Lasting until 1929, Contact Editions brought out books by Bryher (Two Selves), H. D.'s Palimpsest, Mina Loy's Lunar Baedecker, Ernest Hemingway's first book Three Stories & Ten Poems (1923), poems by Marsden Hartley, William Carlos Williams (Spring and All, 1923), Emanuel Carnevali's only book during his lifetime (The Hurried Man), prose by Ford Madox Ford, Gertrude Stein (The Making of Americans, 1925), Mary Butts (Ashe of Rings), John Herrmann (What Happens), Edwin Lanham (Sailors Don't Care), Robert Coates (The Eater of Darkness), Texas schoolteacher Gertrude Beasley's My First Thirty Years and Saikaku Ihara's Quaint Tales of Samurais.
One of McAlmon's most important and best-received works is Village: As It Happened Through a Fifteen Year Period (1924) which presents a bleak portrait of an American town.
McAlmon returned to the United States in 1940, residing in El Paso, Texas, where he sought treatment for a pulmonary ailment.
In the 1990s, Edward Lorusso brought out three volumes of McAlmon's fiction (many were first American publications), Village (1924, 1990), Post-Adolescence (1923, 1991), and Miss Knight and Others (1992), all through University of New Mexico Press.

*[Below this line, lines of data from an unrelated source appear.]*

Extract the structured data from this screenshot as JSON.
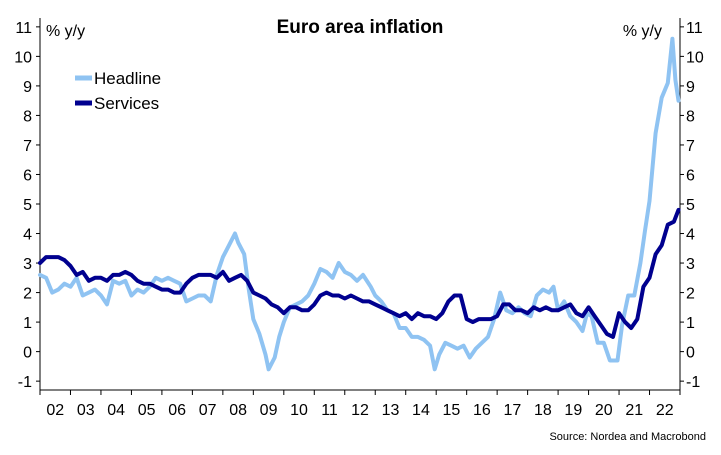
{
  "chart_data": {
    "type": "line",
    "title": "Euro area inflation",
    "ylabel_left": "% y/y",
    "ylabel_right": "% y/y",
    "ylim": [
      -1.3,
      11.3
    ],
    "yticks": [
      -1,
      0,
      1,
      2,
      3,
      4,
      5,
      6,
      7,
      8,
      9,
      10,
      11
    ],
    "xlim": [
      2002.0,
      2023.0
    ],
    "xtick_labels": [
      "02",
      "03",
      "04",
      "05",
      "06",
      "07",
      "08",
      "09",
      "10",
      "11",
      "12",
      "13",
      "14",
      "15",
      "16",
      "17",
      "18",
      "19",
      "20",
      "21",
      "22"
    ],
    "legend_position": "top-left",
    "source": "Source: Nordea and Macrobond",
    "series": [
      {
        "name": "Headline",
        "color": "#8fc3f2",
        "points": [
          [
            2002.0,
            2.6
          ],
          [
            2002.2,
            2.5
          ],
          [
            2002.4,
            2.0
          ],
          [
            2002.6,
            2.1
          ],
          [
            2002.8,
            2.3
          ],
          [
            2003.0,
            2.2
          ],
          [
            2003.2,
            2.5
          ],
          [
            2003.4,
            1.9
          ],
          [
            2003.6,
            2.0
          ],
          [
            2003.8,
            2.1
          ],
          [
            2004.0,
            1.9
          ],
          [
            2004.2,
            1.6
          ],
          [
            2004.4,
            2.4
          ],
          [
            2004.6,
            2.3
          ],
          [
            2004.8,
            2.4
          ],
          [
            2005.0,
            1.9
          ],
          [
            2005.2,
            2.1
          ],
          [
            2005.4,
            2.0
          ],
          [
            2005.6,
            2.2
          ],
          [
            2005.8,
            2.5
          ],
          [
            2006.0,
            2.4
          ],
          [
            2006.2,
            2.5
          ],
          [
            2006.4,
            2.4
          ],
          [
            2006.6,
            2.3
          ],
          [
            2006.8,
            1.7
          ],
          [
            2007.0,
            1.8
          ],
          [
            2007.2,
            1.9
          ],
          [
            2007.4,
            1.9
          ],
          [
            2007.6,
            1.7
          ],
          [
            2007.8,
            2.6
          ],
          [
            2008.0,
            3.2
          ],
          [
            2008.2,
            3.6
          ],
          [
            2008.4,
            4.0
          ],
          [
            2008.5,
            3.7
          ],
          [
            2008.7,
            3.3
          ],
          [
            2008.85,
            2.1
          ],
          [
            2009.0,
            1.1
          ],
          [
            2009.2,
            0.6
          ],
          [
            2009.4,
            -0.1
          ],
          [
            2009.5,
            -0.6
          ],
          [
            2009.7,
            -0.2
          ],
          [
            2009.85,
            0.5
          ],
          [
            2010.0,
            1.0
          ],
          [
            2010.2,
            1.5
          ],
          [
            2010.4,
            1.6
          ],
          [
            2010.6,
            1.7
          ],
          [
            2010.8,
            1.9
          ],
          [
            2011.0,
            2.3
          ],
          [
            2011.2,
            2.8
          ],
          [
            2011.4,
            2.7
          ],
          [
            2011.6,
            2.5
          ],
          [
            2011.8,
            3.0
          ],
          [
            2012.0,
            2.7
          ],
          [
            2012.2,
            2.6
          ],
          [
            2012.4,
            2.4
          ],
          [
            2012.6,
            2.6
          ],
          [
            2012.85,
            2.2
          ],
          [
            2013.0,
            1.9
          ],
          [
            2013.2,
            1.7
          ],
          [
            2013.4,
            1.4
          ],
          [
            2013.6,
            1.3
          ],
          [
            2013.8,
            0.8
          ],
          [
            2014.0,
            0.8
          ],
          [
            2014.2,
            0.5
          ],
          [
            2014.4,
            0.5
          ],
          [
            2014.6,
            0.4
          ],
          [
            2014.8,
            0.2
          ],
          [
            2014.95,
            -0.6
          ],
          [
            2015.1,
            -0.1
          ],
          [
            2015.3,
            0.3
          ],
          [
            2015.5,
            0.2
          ],
          [
            2015.7,
            0.1
          ],
          [
            2015.9,
            0.2
          ],
          [
            2016.1,
            -0.2
          ],
          [
            2016.3,
            0.1
          ],
          [
            2016.5,
            0.3
          ],
          [
            2016.7,
            0.5
          ],
          [
            2016.9,
            1.1
          ],
          [
            2017.1,
            2.0
          ],
          [
            2017.3,
            1.4
          ],
          [
            2017.5,
            1.3
          ],
          [
            2017.7,
            1.5
          ],
          [
            2017.9,
            1.3
          ],
          [
            2018.1,
            1.2
          ],
          [
            2018.3,
            1.9
          ],
          [
            2018.5,
            2.1
          ],
          [
            2018.7,
            2.0
          ],
          [
            2018.85,
            2.2
          ],
          [
            2019.0,
            1.4
          ],
          [
            2019.2,
            1.7
          ],
          [
            2019.4,
            1.2
          ],
          [
            2019.6,
            1.0
          ],
          [
            2019.8,
            0.7
          ],
          [
            2019.95,
            1.3
          ],
          [
            2020.1,
            1.2
          ],
          [
            2020.3,
            0.3
          ],
          [
            2020.5,
            0.3
          ],
          [
            2020.7,
            -0.3
          ],
          [
            2020.95,
            -0.3
          ],
          [
            2021.1,
            0.9
          ],
          [
            2021.3,
            1.9
          ],
          [
            2021.5,
            1.9
          ],
          [
            2021.7,
            3.0
          ],
          [
            2021.85,
            4.1
          ],
          [
            2022.0,
            5.1
          ],
          [
            2022.2,
            7.4
          ],
          [
            2022.4,
            8.6
          ],
          [
            2022.6,
            9.1
          ],
          [
            2022.75,
            10.6
          ],
          [
            2022.85,
            9.2
          ],
          [
            2022.95,
            8.5
          ]
        ]
      },
      {
        "name": "Services",
        "color": "#00008f",
        "points": [
          [
            2002.0,
            3.0
          ],
          [
            2002.2,
            3.2
          ],
          [
            2002.4,
            3.2
          ],
          [
            2002.6,
            3.2
          ],
          [
            2002.8,
            3.1
          ],
          [
            2003.0,
            2.9
          ],
          [
            2003.2,
            2.6
          ],
          [
            2003.4,
            2.7
          ],
          [
            2003.6,
            2.4
          ],
          [
            2003.8,
            2.5
          ],
          [
            2004.0,
            2.5
          ],
          [
            2004.2,
            2.4
          ],
          [
            2004.4,
            2.6
          ],
          [
            2004.6,
            2.6
          ],
          [
            2004.8,
            2.7
          ],
          [
            2005.0,
            2.6
          ],
          [
            2005.2,
            2.4
          ],
          [
            2005.4,
            2.3
          ],
          [
            2005.6,
            2.3
          ],
          [
            2005.8,
            2.2
          ],
          [
            2006.0,
            2.1
          ],
          [
            2006.2,
            2.1
          ],
          [
            2006.4,
            2.0
          ],
          [
            2006.6,
            2.0
          ],
          [
            2006.8,
            2.3
          ],
          [
            2007.0,
            2.5
          ],
          [
            2007.2,
            2.6
          ],
          [
            2007.4,
            2.6
          ],
          [
            2007.6,
            2.6
          ],
          [
            2007.8,
            2.5
          ],
          [
            2008.0,
            2.7
          ],
          [
            2008.2,
            2.4
          ],
          [
            2008.4,
            2.5
          ],
          [
            2008.6,
            2.6
          ],
          [
            2008.8,
            2.4
          ],
          [
            2009.0,
            2.0
          ],
          [
            2009.2,
            1.9
          ],
          [
            2009.4,
            1.8
          ],
          [
            2009.6,
            1.6
          ],
          [
            2009.8,
            1.5
          ],
          [
            2010.0,
            1.3
          ],
          [
            2010.2,
            1.5
          ],
          [
            2010.4,
            1.5
          ],
          [
            2010.6,
            1.4
          ],
          [
            2010.8,
            1.4
          ],
          [
            2011.0,
            1.6
          ],
          [
            2011.2,
            1.9
          ],
          [
            2011.4,
            2.0
          ],
          [
            2011.6,
            1.9
          ],
          [
            2011.8,
            1.9
          ],
          [
            2012.0,
            1.8
          ],
          [
            2012.2,
            1.9
          ],
          [
            2012.4,
            1.8
          ],
          [
            2012.6,
            1.7
          ],
          [
            2012.8,
            1.7
          ],
          [
            2013.0,
            1.6
          ],
          [
            2013.2,
            1.5
          ],
          [
            2013.4,
            1.4
          ],
          [
            2013.6,
            1.3
          ],
          [
            2013.8,
            1.2
          ],
          [
            2014.0,
            1.3
          ],
          [
            2014.2,
            1.1
          ],
          [
            2014.4,
            1.3
          ],
          [
            2014.6,
            1.2
          ],
          [
            2014.8,
            1.2
          ],
          [
            2015.0,
            1.1
          ],
          [
            2015.2,
            1.3
          ],
          [
            2015.4,
            1.7
          ],
          [
            2015.6,
            1.9
          ],
          [
            2015.8,
            1.9
          ],
          [
            2016.0,
            1.1
          ],
          [
            2016.2,
            1.0
          ],
          [
            2016.4,
            1.1
          ],
          [
            2016.6,
            1.1
          ],
          [
            2016.8,
            1.1
          ],
          [
            2017.0,
            1.2
          ],
          [
            2017.2,
            1.6
          ],
          [
            2017.4,
            1.6
          ],
          [
            2017.6,
            1.4
          ],
          [
            2017.8,
            1.4
          ],
          [
            2018.0,
            1.3
          ],
          [
            2018.2,
            1.5
          ],
          [
            2018.4,
            1.4
          ],
          [
            2018.6,
            1.5
          ],
          [
            2018.8,
            1.4
          ],
          [
            2019.0,
            1.4
          ],
          [
            2019.2,
            1.5
          ],
          [
            2019.4,
            1.6
          ],
          [
            2019.6,
            1.3
          ],
          [
            2019.8,
            1.2
          ],
          [
            2020.0,
            1.5
          ],
          [
            2020.2,
            1.2
          ],
          [
            2020.4,
            0.9
          ],
          [
            2020.6,
            0.6
          ],
          [
            2020.8,
            0.5
          ],
          [
            2021.0,
            1.3
          ],
          [
            2021.2,
            1.0
          ],
          [
            2021.4,
            0.8
          ],
          [
            2021.6,
            1.1
          ],
          [
            2021.8,
            2.2
          ],
          [
            2022.0,
            2.5
          ],
          [
            2022.2,
            3.3
          ],
          [
            2022.4,
            3.6
          ],
          [
            2022.6,
            4.3
          ],
          [
            2022.8,
            4.4
          ],
          [
            2022.95,
            4.8
          ]
        ]
      }
    ]
  }
}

McAlmon is heavily featured in the book Memoirs of Montparnasse by John Glassco about the golden age of Paris in the 1920s when writers and artists flocked to the city.
[3] An epistolary novel about McAlmon's life in Greenwich Village, his expatriate adventures in Paris, and final years in California, Letters from Oblivion was published by Edward Lorusso in 2014.